The album is incredibly well produced. Sean Lewis is the mastermind behind the polished sound that the entire album has. He’s also featured on the tracks “About it,” “Gone,” and “Heartbound,” where he provides deep baritone choruses, adding a nice balance against Bailey’s quick-paced rap.
The album starts with “Right Here.” I absolutely love the chorus on this track. It’s insanely catchy. Bailey hits a few of the lyrics with this gritty voice that adds a unique texture to the song. It gives the listener a sense of frustration. Providing a beautiful counterpoint to Bailey on this track is Weymouth (Sarah Morrison). It couldn’t have been an accident to put Weymouth’s dulcet tones so close to the gritty chorus. The dichotomy is perfect.
I have some issues with this album. There are aspects of it that I just don’t like. There are moments of jarring blatant misogyny that are written by people that I know to be otherwise nice and respectful people. I’m totally fine with being the cranky dude that complains about the sexism in hip hop. I know I’m not the first one to do it and I know I’m not going to be the last.

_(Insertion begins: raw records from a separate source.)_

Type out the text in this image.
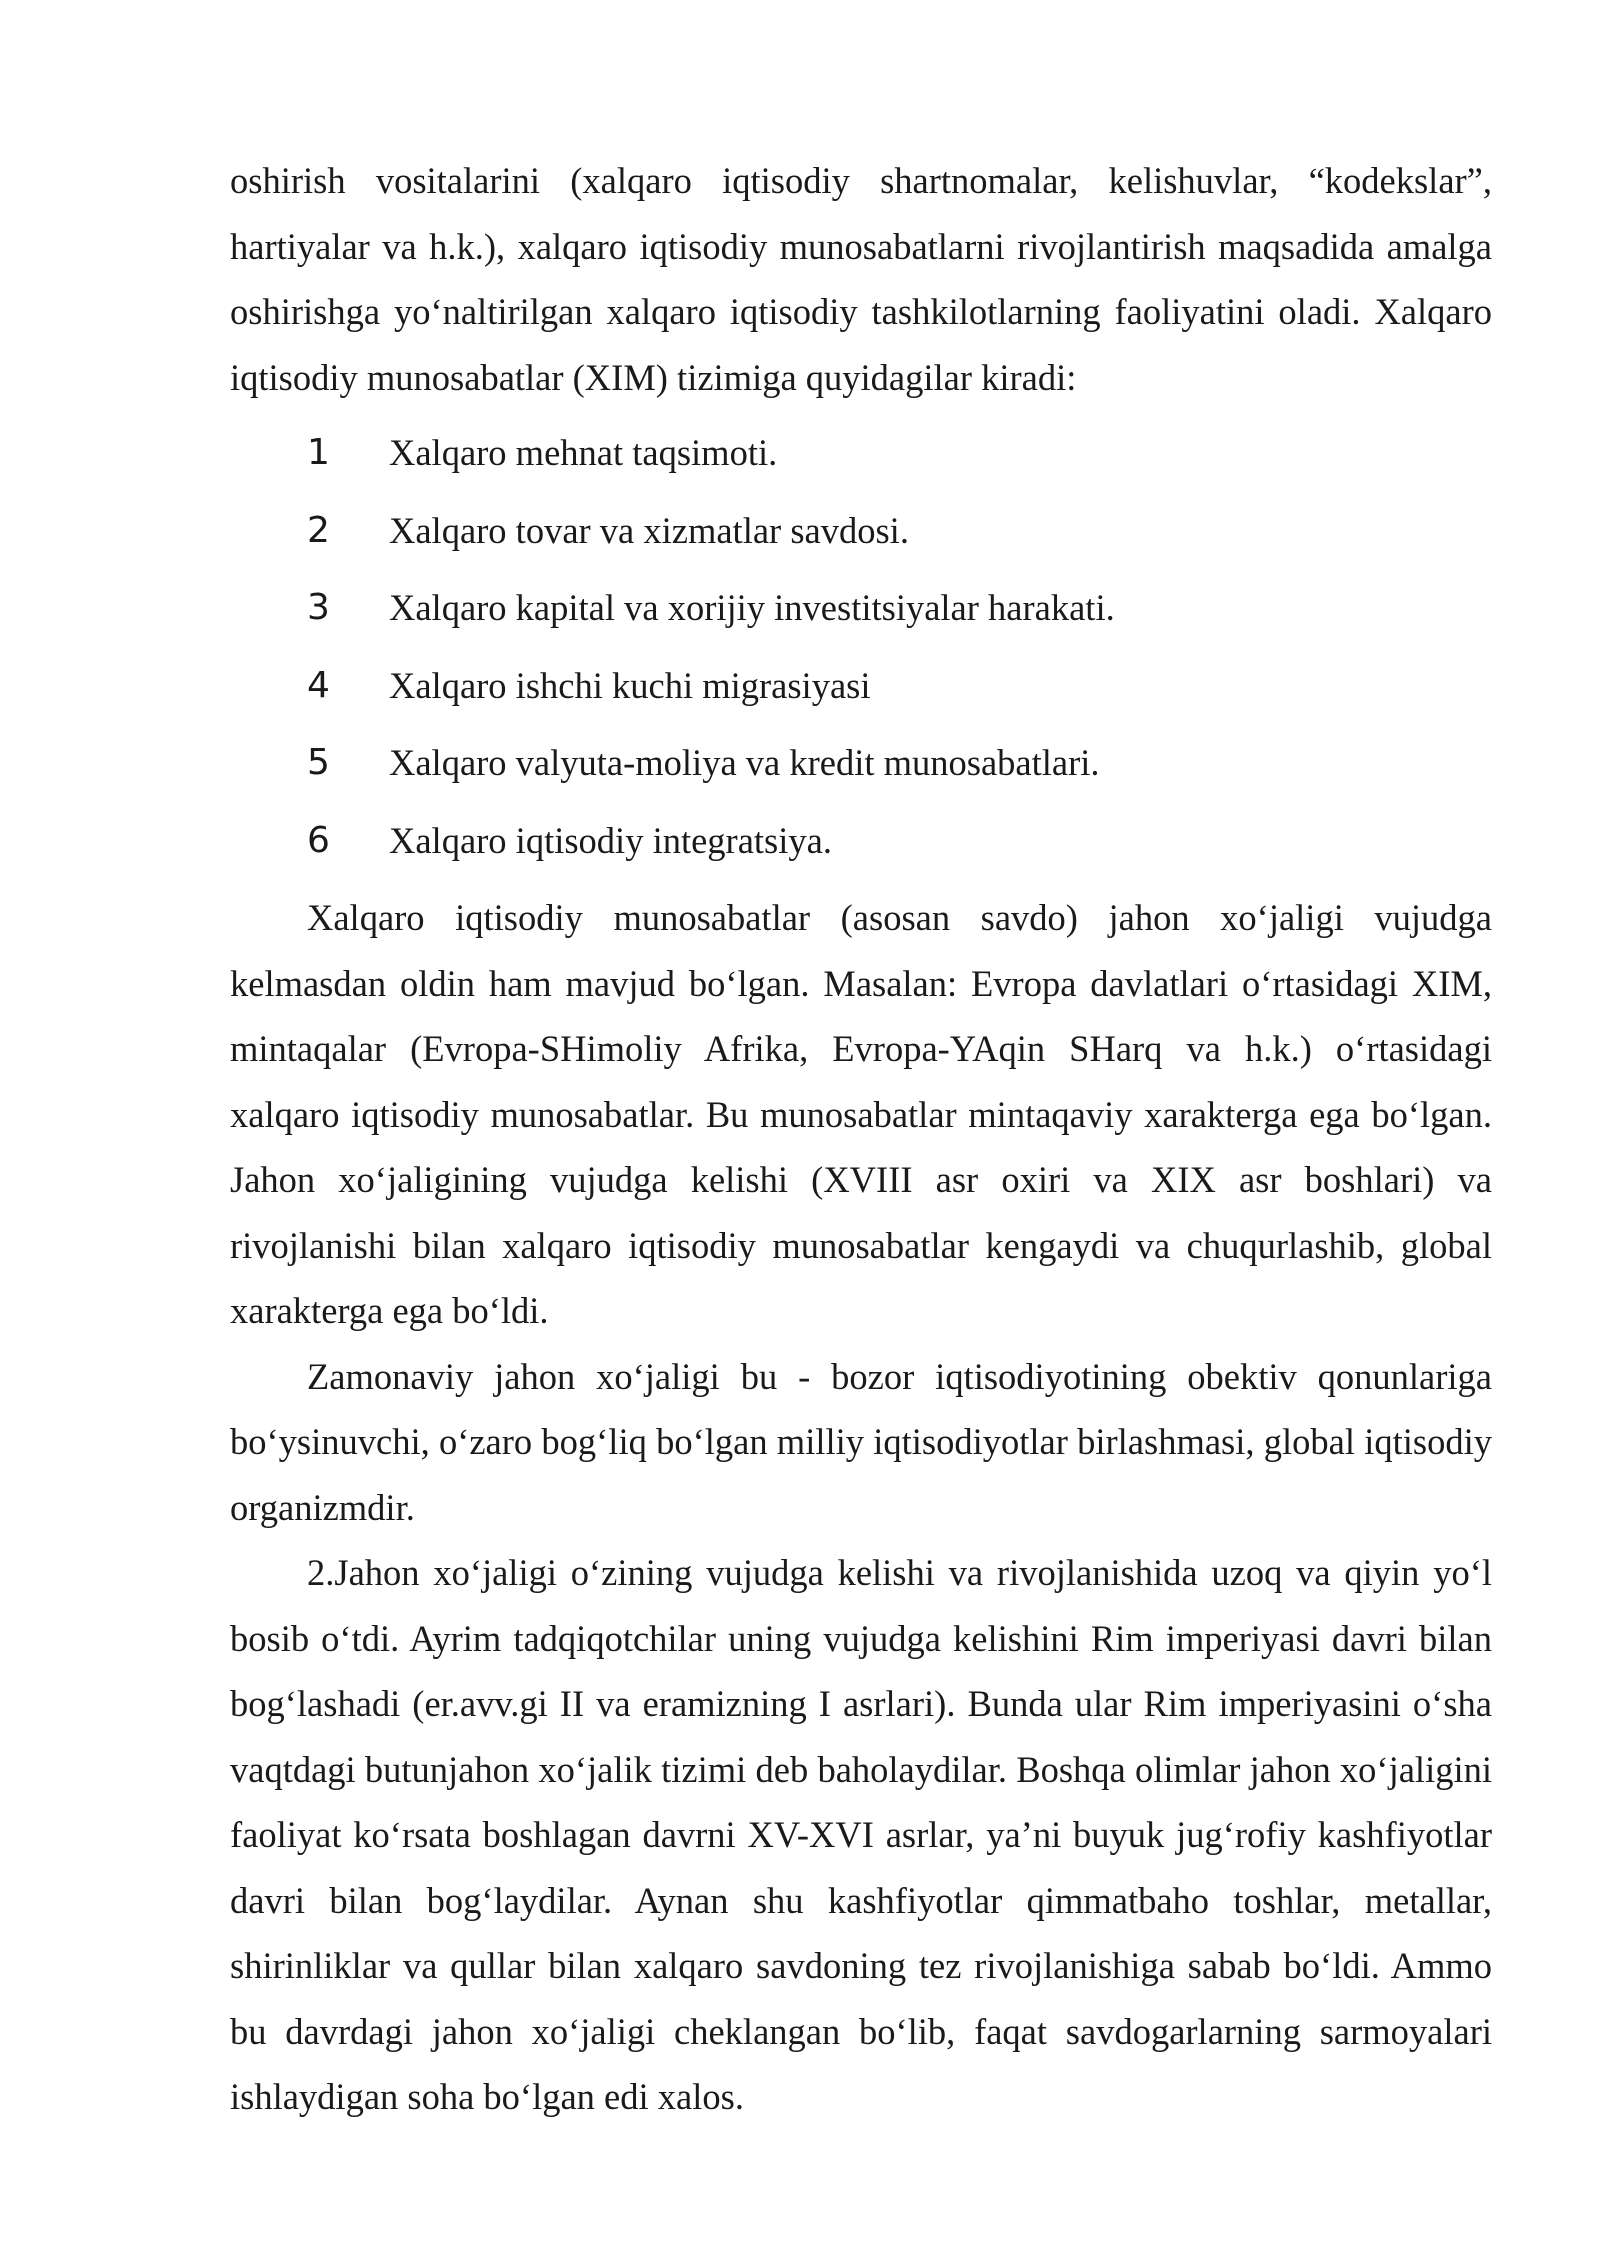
oshirish vositalarini (xalqaro iqtisodiy shartnomalar, kelishuvlar, “kodekslar”, hartiyalar va h.k.), xalqaro iqtisodiy munosabatlarni rivojlantirish maqsadida amalga oshirishga yo‘naltirilgan xalqaro iqtisodiy tashkilotlarning faoliyatini oladi. Xalqaro iqtisodiy munosabatlar (XIM) tizimiga quyidagilar kiradi:

1	Xalqaro mehnat taqsimoti.
2	Xalqaro tovar va xizmatlar savdosi.
3	Xalqaro kapital va xorijiy investitsiyalar harakati.
4	Xalqaro ishchi kuchi migrasiyasi
5	Xalqaro valyuta-moliya va kredit munosabatlari.
6	Xalqaro iqtisodiy integratsiya.

Xalqaro iqtisodiy munosabatlar (asosan savdo) jahon xo‘jaligi vujudga kelmasdan oldin ham mavjud bo‘lgan. Masalan: Evropa davlatlari o‘rtasidagi XIM, mintaqalar (Evropa-SHimoliy Afrika, Evropa-YAqin SHarq va h.k.) o‘rtasidagi xalqaro iqtisodiy munosabatlar. Bu munosabatlar mintaqaviy xarakterga ega bo‘lgan. Jahon xo‘jaligining vujudga kelishi (XVIII asr oxiri va XIX asr boshlari) va rivojlanishi bilan xalqaro iqtisodiy munosabatlar kengaydi va chuqurlashib, global xarakterga ega bo‘ldi.

Zamonaviy jahon xo‘jaligi bu - bozor iqtisodiyotining obektiv qonunlariga bo‘ysinuvchi, o‘zaro bog‘liq bo‘lgan milliy iqtisodiyotlar birlashmasi, global iqtisodiy organizmdir.

2.Jahon xo‘jaligi o‘zining vujudga kelishi va rivojlanishida uzoq va qiyin yo‘l bosib o‘tdi. Ayrim tadqiqotchilar uning vujudga kelishini Rim imperiyasi davri bilan bog‘lashadi (er.avv.gi II va eramizning I asrlari). Bunda ular Rim imperiyasini o‘sha vaqtdagi butunjahon xo‘jalik tizimi deb baholaydilar. Boshqa olimlar jahon xo‘jaligini faoliyat ko‘rsata boshlagan davrni XV-XVI asrlar, ya’ni buyuk jug‘rofiy kashfiyotlar davri bilan bog‘laydilar. Aynan shu kashfiyotlar qimmatbaho toshlar, metallar, shirinliklar va qullar bilan xalqaro savdoning tez rivojlanishiga sabab bo‘ldi. Ammo bu davrdagi jahon xo‘jaligi cheklangan bo‘lib, faqat savdogarlarning sarmoyalari ishlaydigan soha bo‘lgan edi xalos.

“If you’re so nice, why you need the meanest words?” Bailey quotes in the opening track. He addresses this criticism right off the hop. But I get the impression that he’s potentially addressing the older Cape Breton audience that makes a concerted but musty attempt at supporting any local art, no matter their inability to like it. “Sometimes, when you got the gift you need to curse.” Curse away my man, but when you say in the next line that you’re going to hit the club and get “four or five bitches” you’ve set off my misogyny-detector.
My other issue with the album, and I’d say this is probably on Sean Lewis (who, again, did an incredible job producing this album) is the overuse of autotune. The chorus of Finally in L.A. Is literally difficult to listen to for me. I don’t know if the words just don’t work together for me or if the autotune being cranked to 11 is what does it, but I straight up don’t like it.
Autotune has its place on this album. On “So Simple,” it’s used so damn well. It makes the song so singable and fun. The chorus of “So Simple” is great. It has a four-on-the-floor rhythm that is likely to get significant play in the club and party scene. The mid-verse drop (“uh…sorry”) is fun, funny, and provides a really musically interesting way to break up sections of a weighty verse.
Last Time Introducing Myself is what I expect from a solid hip hop album. It has a real diversity of styles that Bailey is more than capable of switching between, it features artists that provide seriously cool balance (Weymouth, Nookie, and Thrillah), and it has tracks that will get serious play on The Giant and on the regular rotation at the club.